Dal punto di vista del cliente, la data di ricezione individua la liquidazione periodica di competenza ai fini della detrazione Iva. Per le fatture di acquisto relative a operazioni effettuate nel 2018, anche se ricevute e annotate entro il 15.01, non è consentito beneficiare della possibilità di detrarre l’Iva nella liquidazione di dicembre. Possibilità, invece, concessa, per i documenti ricevuti nel corso dello stesso anno di
effettuazione dell’operazione.

Anche le fatture differite riferite a Ddt di dicembre 2018 saranno in formato Xml se emesse dal 1.1.2019 o cartacee se prodotte entro il prossimo 31.12.2018.

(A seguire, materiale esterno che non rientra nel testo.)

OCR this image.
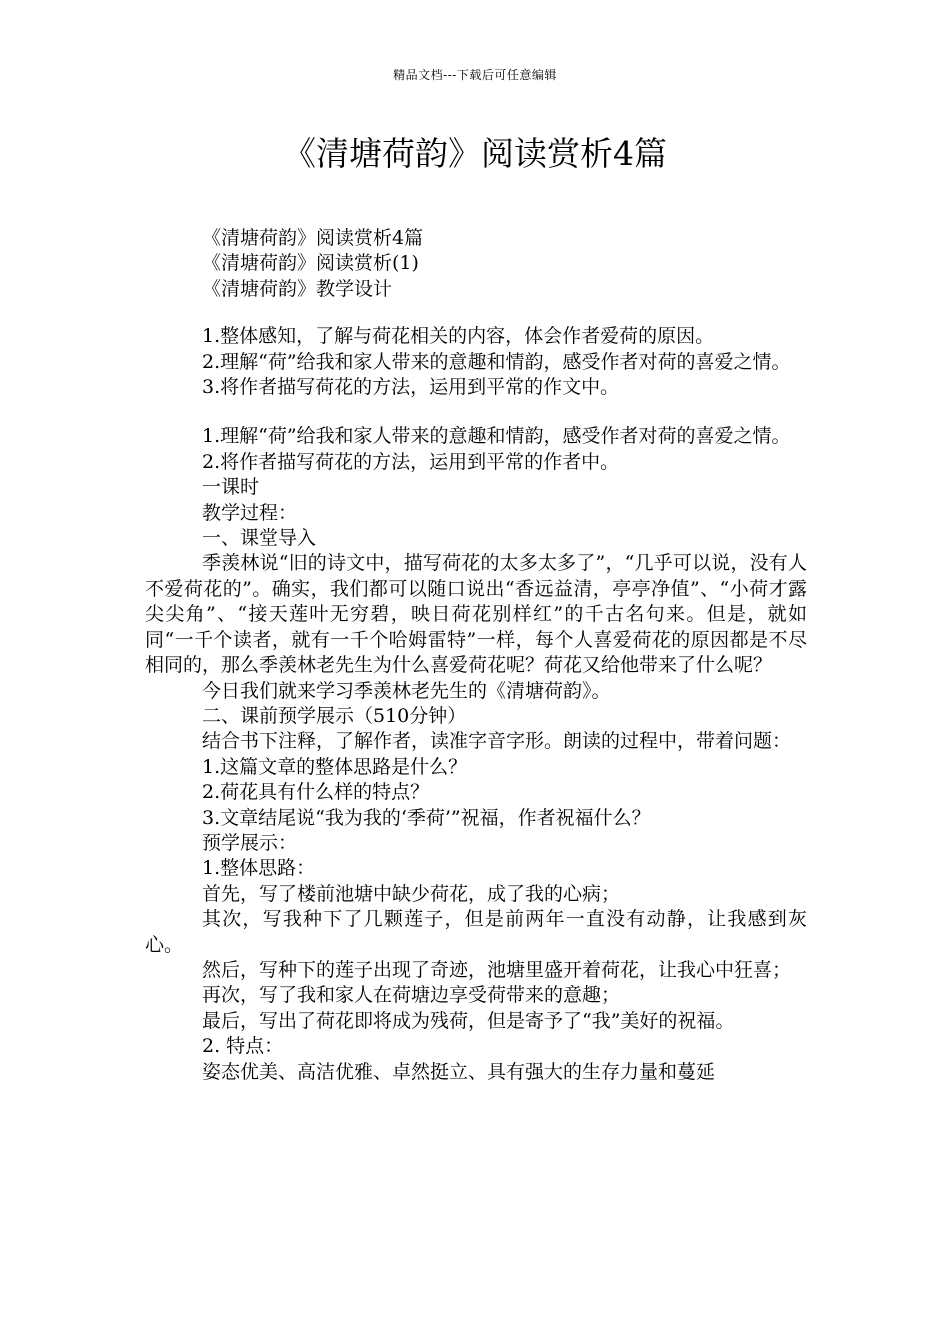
精品文档---下载后可任意编辑
《清塘荷韵》阅读赏析4篇

《清塘荷韵》阅读赏析4篇

《清塘荷韵》阅读赏析(1)

《清塘荷韵》教学设计

1.整体感知，了解与荷花相关的内容，体会作者爱荷的原因。

2.理解“荷”给我和家人带来的意趣和情韵，感受作者对荷的喜爱之情。

3.将作者描写荷花的方法，运用到平常的作文中。

1.理解“荷”给我和家人带来的意趣和情韵，感受作者对荷的喜爱之情。

2.将作者描写荷花的方法，运用到平常的作者中。

一课时

教学过程：

一、课堂导入

季羡林说“旧的诗文中，描写荷花的太多太多了”，“几乎可以说，没有人不爱荷花的”。确实，我们都可以随口说出“香远益清，亭亭净值”、“小荷才露尖尖角”、“接天莲叶无穷碧，映日荷花别样红”的千古名句来。但是，就如同“一千个读者，就有一千个哈姆雷特”一样，每个人喜爱荷花的原因都是不尽相同的，那么季羡林老先生为什么喜爱荷花呢？荷花又给他带来了什么呢？

今日我们就来学习季羡林老先生的《清塘荷韵》。

二、课前预学展示（510分钟）

结合书下注释，了解作者，读准字音字形。朗读的过程中，带着问题：

1.这篇文章的整体思路是什么？

2.荷花具有什么样的特点？

3.文章结尾说“我为我的‘季荷’”祝福，作者祝福什么？

预学展示：

1.整体思路：

首先，写了楼前池塘中缺少荷花，成了我的心病；

其次，写我种下了几颗莲子，但是前两年一直没有动静，让我感到灰心。

然后，写种下的莲子出现了奇迹，池塘里盛开着荷花，让我心中狂喜；

再次，写了我和家人在荷塘边享受荷带来的意趣；

最后，写出了荷花即将成为残荷，但是寄予了“我”美好的祝福。

2. 特点：

姿态优美、高洁优雅、卓然挺立、具有强大的生存力量和蔓延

Fattura elettronica e prestazioni di servizi

Per le prestazioni di servizi, l’agenzia delle Entrate ha precisato che i documenti proforma, come ad esempio la notula o l’avviso di parcella, sono considerati alla stregua di un Ddt e, pertanto, la fattura può essere emessa entro il giorno 15 del mese successivo a quello di pagamento. Se, però, l’emissione avviene dal 1.1.2019, la fattura dovrà essere in formato Xml nonostante la proforma e il versamento
siano datati 2018.

Fattura elettronica anche per Enti locali

Dal 1.01.2019 anche la Pubblica Amministrazione dovrà adempiere al regime della fatturazione elettronica. Non potrà più essere emessa la fattura cartacea (o pdf) nei confronti dei privati, sprovvisti di partita Iva, ma si rende necessario l’invio di fattura elettronica con il codice sostitutivo a 7 zeri, con la sua archiviazione nell’area “fatture e corrispettivi”; gli Enti locali sono inoltre obbligati a inviare o consegnare
al cliente privato anche una copia analogica, cartacea o pdf.